Most residents of the northern United States have probably seen 40-degree snowfalls before, but snow at temperatures greater than 45 degrees is hard to come by.
Snow is a form of ice crystal, and, although it can fall through a layer of air that is above freezing, it does require temperatures below 32 degrees to form in the sky. It’s always below freezing somewhere in the atmosphere; in the summer, that level may be several miles above the ground, whereas freezing levels descend during winter.
When moisture overlaps with below-freezing temperatures at cloud level, snowflakes can form. It’s not uncommon for snowflakes and ice crystals to form aloft in tall thunderclouds even during July! Of course, they melt before hitting the ground.
In the winter, those snowflakes form closer to the surface, and they have a much easier time reaching the ground — especially when ground temperatures are at or below freezing.
But certain circumstances may allow them to survive their descent to the ground through pockets of air that are above 32 degrees. There are several factors that determine their odds of making it to the ground.
Because most snowflakes only fall at 3 to 5 mph, they have a long residence time surfing through the atmosphere before colliding with the ground. If air temperatures are a smidgen above freezing, gradual melting will take place. The warmer the ambient temperature, the more quickly the snowflake will melt.
But here’s where things get interesting. As the snowflake melts, the change of state from solid ice to liquid water requires an input of latent heat, or heat energy to support the phase change. That extra nudge of heat is sucked in from the surrounding environment and from the remainder of the snowflake itself. In other words, the actual process of melting cools the rest of the snowflake and the air around it.
It’s the same process that makes sweating work. After exercising, or spending more than 3.8 seconds outdoors in Florida, a layer of liquid sweat will be present around your body. As that evaporates, the change of state draws heat from your body, cooling you down.
In the case of snowflakes, much of that liquid water also evaporates into the surrounding air, cooling the snowflake even further. The drier the air, the more quickly said water evaporates.
That means that, under the right conditions, a snowflake can be in balance — melting at the exact rate that heat is sucked out of it by evaporative cooling. Assuming the snowflake falls quickly enough and is sufficiently large, the remaining chilled snowflake may be intact when it hits the ground.
In dry environments, that can happen at temperatures well into the 40s. It’s most common with snow squalls, which feature briefly heavy snowfall rates and plenty of snowflakes. They also form along the interface of opposing air masses, usually cold fronts, when temperatures quickly plummet.
Under the right — though rare — circumstances, snow could even fall at a temperature of 50 degrees. You would need an extremely dry, desert-like environment with single-digit relative humidity, with a moist air mass running over top of it.

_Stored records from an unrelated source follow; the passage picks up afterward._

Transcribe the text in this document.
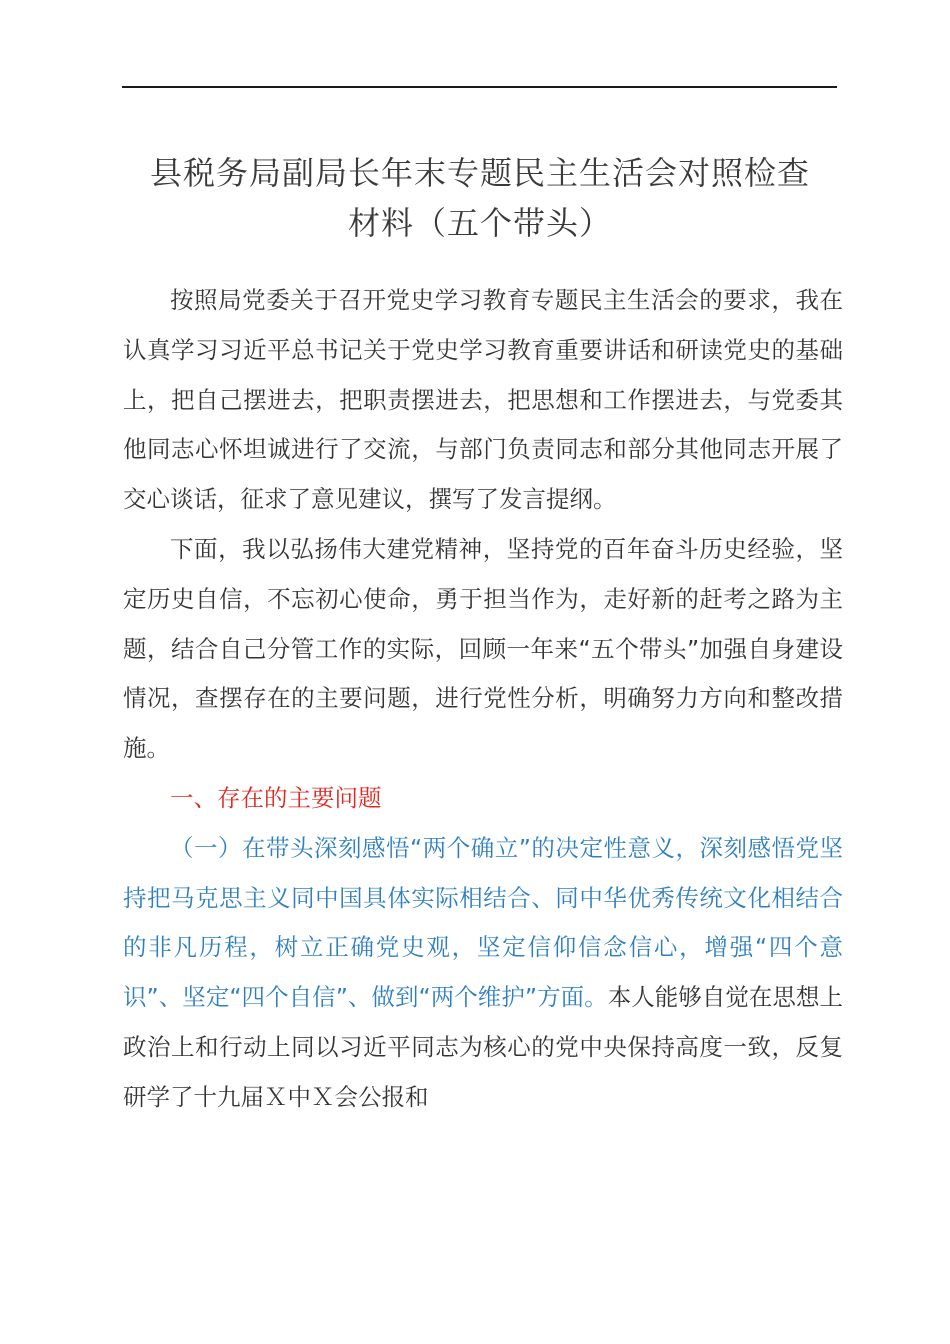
县税务局副局长年末专题民主生活会对照检查
材料（五个带头）

按照局党委关于召开党史学习教育专题民主生活会的要求，我在认真学习习近平总书记关于党史学习教育重要讲话和研读党史的基础上，把自己摆进去，把职责摆进去，把思想和工作摆进去，与党委其他同志心怀坦诚进行了交流，与部门负责同志和部分其他同志开展了交心谈话，征求了意见建议，撰写了发言提纲。

下面，我以弘扬伟大建党精神，坚持党的百年奋斗历史经验，坚定历史自信，不忘初心使命，勇于担当作为，走好新的赶考之路为主题，结合自己分管工作的实际，回顾一年来“五个带头”加强自身建设情况，查摆存在的主要问题，进行党性分析，明确努力方向和整改措施。

一、存在的主要问题

（一）在带头深刻感悟“两个确立”的决定性意义，深刻感悟党坚持把马克思主义同中国具体实际相结合、同中华优秀传统文化相结合的非凡历程，树立正确党史观，坚定信仰信念信心，增强“四个意识”、坚定“四个自信”、做到“两个维护”方面。本人能够自觉在思想上政治上和行动上同以习近平同志为核心的党中央保持高度一致，反复研学了十九届Ｘ中Ｘ会公报和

Other types of frozen precipitation can occur at even higher temperatures. When it comes to sleet or graupel, or soft snow pellets rimed with ice, it’s much less challenging to bring them to the ground without melting. Because they have a lesser surface-area-to-volume ratio than snowflakes, there is less exposed surface for the air to eat away at, and the frigid core of the ice pellet has a better shot at surviving the descent.